My devotional time was interrupted this morning by a phone call. One of the young men in our Celebrate Recovery (CR) is having a most difficult time. He needed to process and vent. I had finished reading my Bible reading in Job by the time he called. Each day when I finish in this book I have to sort through my emotions. I have such a difficult time with these “friends” of Job. They don’t back off and amazingly, Job doesn’t give in to their accusations of him. As I listened to the caller this morning I found myself thinking similar thoughts which looked like Job’s friends. When the call ended we agreed we’d see each other tonight at CR.
As I began to pray over my prayer list I was praying for this young man and also bringing to God my own petitions for him. I was thinking I need to talk to him about praising God in the midst of the storm. Then it seemed God nudged me with the message–you praise Me. As I began to praise God I suddenly realized it was easy for me to Praise God–I know Him! This young man is very new to God. He is just now learning to pray and believe.

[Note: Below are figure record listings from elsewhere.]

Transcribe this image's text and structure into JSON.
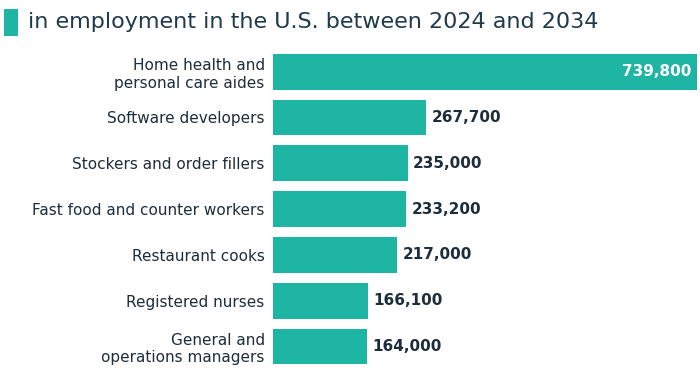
{
  "chart_data": {
    "type": "bar",
    "orientation": "horizontal",
    "title": "in employment in the U.S. between 2024 and 2034",
    "categories": [
      "Home health and\npersonal care aides",
      "Software developers",
      "Stockers and order fillers",
      "Fast food and counter workers",
      "Restaurant cooks",
      "Registered nurses",
      "General and\noperations managers"
    ],
    "values": [
      739800,
      267700,
      235000,
      233200,
      217000,
      166100,
      164000
    ],
    "value_labels": [
      "739,800",
      "267,700",
      "235,000",
      "233,200",
      "217,000",
      "166,100",
      "164,000"
    ],
    "data_labels": true,
    "tick_labels": "y",
    "grid": false,
    "color": "#1fb5a5",
    "xlim": [
      0,
      739800
    ],
    "xticks": []
  }
}
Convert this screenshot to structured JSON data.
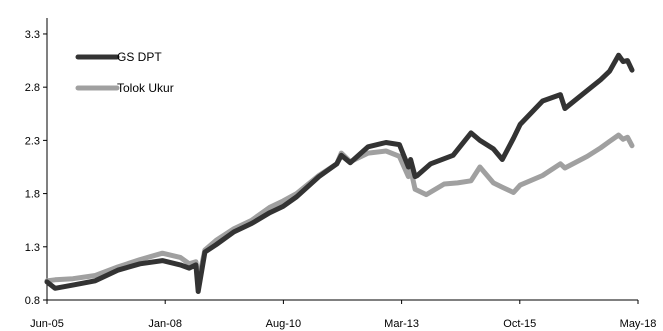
{
  "chart_data": {
    "type": "line",
    "title": "",
    "xlabel": "",
    "ylabel": "",
    "grid": false,
    "legend_position": "top-left",
    "x_tick_labels": [
      "Jun-05",
      "Jan-08",
      "Aug-10",
      "Mar-13",
      "Oct-15",
      "May-18"
    ],
    "y_ticks": [
      0.8,
      1.3,
      1.8,
      2.3,
      2.8,
      3.3
    ],
    "y_tick_labels": [
      "0.8",
      "1.3",
      "1.8",
      "2.3",
      "2.8",
      "3.3"
    ],
    "xlim": [
      2005.42,
      2018.5
    ],
    "ylim": [
      0.8,
      3.45
    ],
    "series": [
      {
        "name": "GS DPT",
        "color": "#333333",
        "x": [
          2005.42,
          2005.6,
          2006.0,
          2006.5,
          2007.0,
          2007.5,
          2008.0,
          2008.4,
          2008.6,
          2008.75,
          2008.8,
          2008.95,
          2009.2,
          2009.6,
          2010.0,
          2010.4,
          2010.7,
          2011.0,
          2011.5,
          2011.9,
          2012.0,
          2012.2,
          2012.6,
          2013.0,
          2013.3,
          2013.5,
          2013.55,
          2013.65,
          2013.7,
          2014.0,
          2014.5,
          2014.9,
          2015.1,
          2015.4,
          2015.6,
          2015.85,
          2016.0,
          2016.5,
          2016.9,
          2017.0,
          2017.5,
          2017.8,
          2018.0,
          2018.2,
          2018.3,
          2018.4,
          2018.5
        ],
        "values": [
          0.97,
          0.91,
          0.94,
          0.98,
          1.08,
          1.14,
          1.17,
          1.13,
          1.1,
          1.13,
          0.88,
          1.25,
          1.32,
          1.44,
          1.52,
          1.62,
          1.68,
          1.77,
          1.96,
          2.08,
          2.16,
          2.09,
          2.24,
          2.28,
          2.26,
          2.05,
          2.12,
          1.96,
          1.97,
          2.08,
          2.16,
          2.37,
          2.3,
          2.22,
          2.12,
          2.32,
          2.45,
          2.67,
          2.73,
          2.6,
          2.77,
          2.87,
          2.95,
          3.1,
          3.04,
          3.05,
          2.96
        ]
      },
      {
        "name": "Tolok Ukur",
        "color": "#a0a0a0",
        "x": [
          2005.42,
          2005.6,
          2006.0,
          2006.5,
          2007.0,
          2007.5,
          2008.0,
          2008.4,
          2008.6,
          2008.75,
          2008.8,
          2008.95,
          2009.2,
          2009.6,
          2010.0,
          2010.4,
          2010.7,
          2011.0,
          2011.5,
          2011.9,
          2012.0,
          2012.2,
          2012.6,
          2013.0,
          2013.3,
          2013.5,
          2013.55,
          2013.65,
          2013.9,
          2014.3,
          2014.6,
          2014.9,
          2015.1,
          2015.4,
          2015.6,
          2015.85,
          2016.0,
          2016.5,
          2016.9,
          2017.0,
          2017.5,
          2017.8,
          2018.0,
          2018.2,
          2018.3,
          2018.4,
          2018.5
        ],
        "values": [
          0.98,
          0.99,
          1.0,
          1.03,
          1.11,
          1.18,
          1.24,
          1.2,
          1.14,
          1.16,
          0.97,
          1.27,
          1.36,
          1.47,
          1.55,
          1.67,
          1.73,
          1.8,
          1.97,
          2.08,
          2.18,
          2.1,
          2.18,
          2.2,
          2.15,
          1.96,
          2.03,
          1.84,
          1.79,
          1.89,
          1.9,
          1.92,
          2.05,
          1.9,
          1.86,
          1.81,
          1.88,
          1.97,
          2.08,
          2.04,
          2.15,
          2.23,
          2.29,
          2.35,
          2.31,
          2.33,
          2.25
        ]
      }
    ]
  }
}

So, I thanked God for already having a great plan in mind for this young man. The issues of the present are not abandoned by Him. I know He will use all of this to His Glory and I praise Him already for what He will do with it.
As I write this I am awakened that there were people praying such prayers as this for me so many years ago when I was in the midst of my own divorce. Today it is easy to see how tenderly, yet diligently, God was working. I will PRAISE God throughout today and each day for what He is doing even though I and my young friend cannot see it at this point in time. I would love for you to join me in praying for him.